Danke Apartment, a Beijing-based online long-term apartment rental platform backed by Tiger Global, announced that it has acquired Ai Shang Zu, a Hangzhou-based rental brand for USD 200 million.
Jan 17, 2019/EqualOcean- Danke Apartment (蛋壳公寓), a Beijing-based online long-term apartment rental platform backed by Tiger Global, announced that it has acquired Ai Shang Zu (爱上租), a Hangzhou-based rental brand for USD 200 million, a record-setting in China's rental housing market. After the acquisition, Ai Shang Zu 's assets and shares will be wholly merged into Danke, pushing the number of listings to near 400,000, reported by Sina Tech.
Ai Shang Zu has been developing offline in Yangtze River Delta region, the flourish region in Southeastern China. Danke has a core competitive on internet big data and business intelligence, along with its brand name around China, the two collaboration will generate a synergy effect and improve Danke’s operational efficiency and service quality.
It is crucial for long-term rental companies to achieve an economic scale, only with large scale operation, those companies can reduce costs and improve efficiency.
It’s an inevitable trend for China’s long-term rental industry to concentrate industries resources.
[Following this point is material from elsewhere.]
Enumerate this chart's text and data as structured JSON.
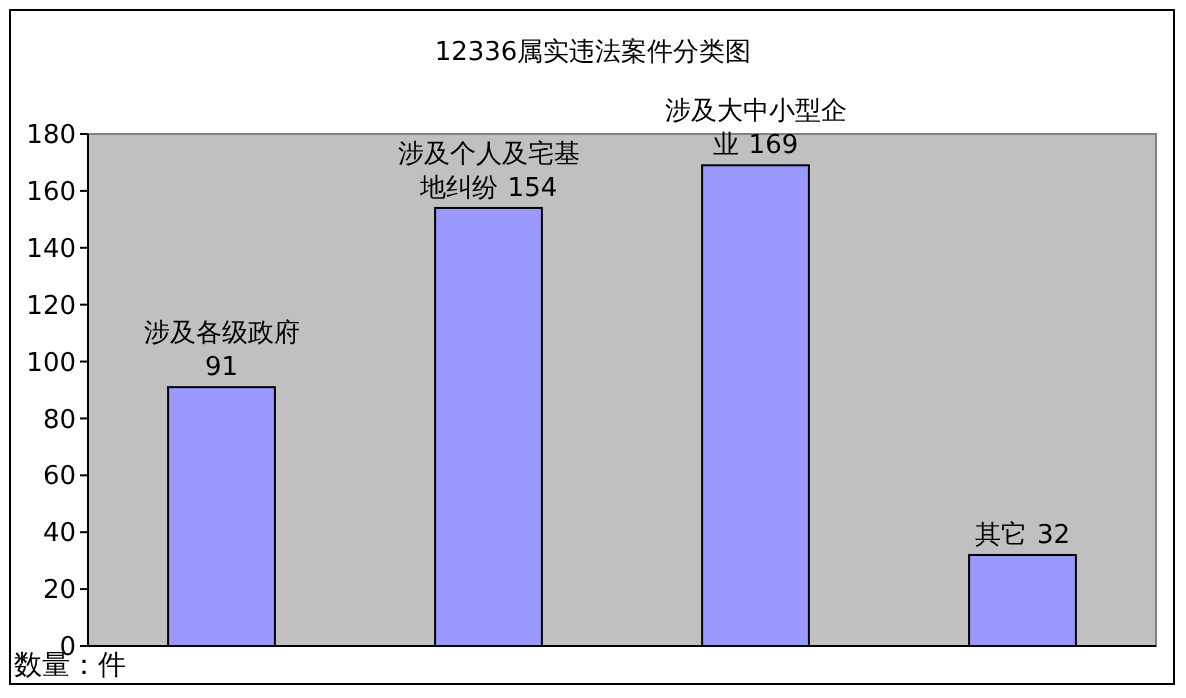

This burgeoning industry has sprung up for the past few years, and a large amount of cash poured into it. Ziroom (自如), a rival of Danke and previous department of China’s largest real estate brokerage Lianjia (链家) , raised CNY 4 billion in January 2018 from Tencent Holdings and Sequoia Capital and other investors. Danke was said to close a new round funding from several investors including Tiger Global at a valuation of USD 1.5 billion in Dec 2018. In 2018, the company announced two rounds of funding of 170 million.
Danke Apartment claimed it had operated 250,000 apartments and expected to reach 300,000 by the end of 2018 as of November 2018. About 1.66 million rooms were owned or managed by rental housing companies and developers at the end of last year, according to a report by Meadin.com (迈点).
Ziroom had about 500,000 rooms in China and commanded a market share of 30% in Chinese rental housing market in 2017, and Xiangyu (相寓), a rental unit owned by 5I5J, occupied 27% of the market (see this article).
Ever since Chinese President Xi Jinping indicated that housing should be for living in, not for speculation in Oct 2017, such real estate developers as China Vanke Co. and Longfor Group Holdings soon promised to make renting as important as purchasing. Local government also released related protocol to boost the rental housing volume. The market, however, has endured some backfire in last summer, rents in China’s major cities soared in the double-digits, Ziroom, Danke and Xiangyu pledged not to raise rents and enhance their listings in two months on August 20 after Beijing Real Estate Agency Association (BREAA) involved in this issue.